Monday, January 25, 2010

Hello there, neighbor.

Last week I discovered that one of my next door neighbors is my age. We both pulled into the parking lot at the same time, then got out of our cars and began to unlock our apartment doors in unison. I looked questioningly in her direction, wondering if I should say hello. At the same time, she looked questioningly at me, probably wondering whether she should say hello or get out her pepper spray. Our eyes met, but no sounds emerged from our mouths. We both stepped into our apartments at the same time.

That night I had a dream that, instead of scurrying nervously into my apartment after making eye contact, I introduced myself to my neighbor. We became good friends and even threw some parties together. I woke up determined that to officially meet my neighbor and to make a new friend.

This is actually a bigger task that you might think. I'm very shy and socially awkward. Not only does introducing myself to a stranger make me nervous, but I also can't figure out how to go about doing this. I've considered everything from just knocking on her door and saying hi to baking her brownies to hiding behind her car and jumping out and yelling "Surprise" the next time she walks by.

Finally, this morning, a legitimate, non-stalker opportunity arose. I was leaving my apartment as she was entering hers. I saw her walking toward her door as I turned to lock mine. At this point, I was both excited and terrified. "Here's my chance," I thought. And then, "Oh, crap. I actually have to SAY something!"

Fortunately, my desire to overcome my shyness beat out my desire to avoid being socially awkward and I managed to squeek out a small, "Hello" and a little eye contact. She said hello back, and rushed into her apartment.

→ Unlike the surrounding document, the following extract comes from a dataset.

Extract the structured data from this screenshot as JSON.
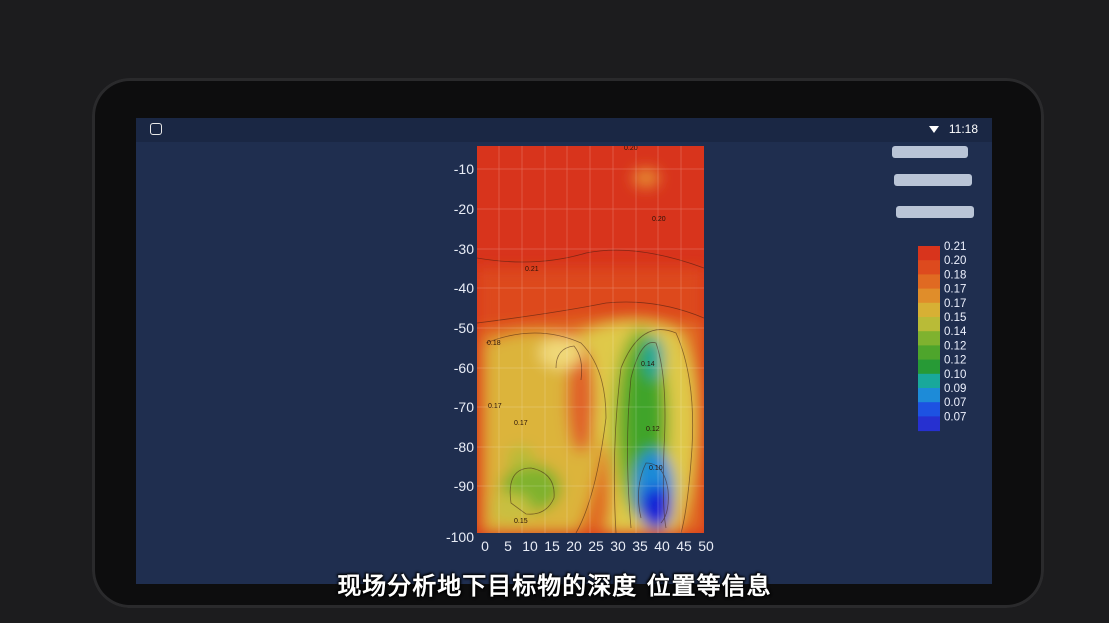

I have spent much of the day pondering the look on her face at that moment. Was she angry? Annoyed? Or equally as terrfied? Is she opposed to being neighborly and friendly, or is she, too, terrified of social interactions?

I guess the only way to find out is to continue my attempts to be friendly. Now that I've said hello, what step should I take next? A note slipped under the door? A invitation to meet my rabbits?

Someone needs to explain to me how this whole "social interaction" thing actually works.

Sunday, January 24, 2010

On Happiness

Someone asked me the other day if I had any advice on how to be happy.

I just tried to write a post about what I've been doing lately that is making me happy, but I was soon stumped. I can't really put into words what's different about my life these days.

I'll keep thinking, though. Because whatever it is, I'd like to make sure it continues!

Wednesday, January 20, 2010

Room to Read

I stumbled across an organization this week called Room to Read. Their main goals are to develop libraries in poor countries where none exist, to increase literacy rates and provide education as a means for improving the lives of people in poverty, and to provide scholarships specifically for girls. Their mission reads:


We partner with local communities throughout the developing world to provide quality educational opportunities by establishing libraries, creating local language children's literature, constructing schools, and providing education to girls. We seek to intervene early in the lives of children in the belief that education empowers people to improve socioeconomic conditions for their families, communities, countries and future generations. Through the opportunities that only education can provide, we strive to break the cycle of poverty, one child at a time.



Wow!! Using reading to break the cycle of poverty? I WANT IN. I would LOVE to get a job with this organization, but their current openings are scarce so I'm checking out the volunteer opportunities and maybe I can work that into something bigger! Helping to build a library and teaching people to read and traveling to foreign countries (SOUTH AFRICA) sounds like a dream job.

Tuesday, January 19, 2010

Sunday, January 17, 2010

WHY do we "put off until tomorrow what can be enjoyed today"?

"Carpe Diem? Maybe Tomorrow" by John Tierny, for the New York Times

When I first moved to Tucson I made a long list of things that I would like to do in Tucson (hiking, tourist attractions, landmarks, etc). I've been here a year and have barely made a dent in the list, depsite many of the ideas being free and easily accessible.

Recently I've realized that the reason for this is exactly what was described in this article: The belief that I have so much time to do these things and that there will always be a better time to do them.

The truth is, however, that I won't be living in Tucson forever and I don't have all the time in the world to experience what Tucson has to offer. If I want to complete the list, I need to start NOW.

The same can be said about the rest of my life. For years I've wanted to travel the world, to explore, to go on adventures. Like any human, I have goals: publishing a book, owning a hedgehog, getting a tattoo, and learning Spanish, for example. I have the ability to accomplish all of these, yet for some reason I continue to put them off.

I am the only one stopping myself from realizing my goals. It's TIME to save money to travel, to make the flight plans, to start having conversations with people in Spanish, and most importantly, to BE HAPPY. It's possible; I just need to get going.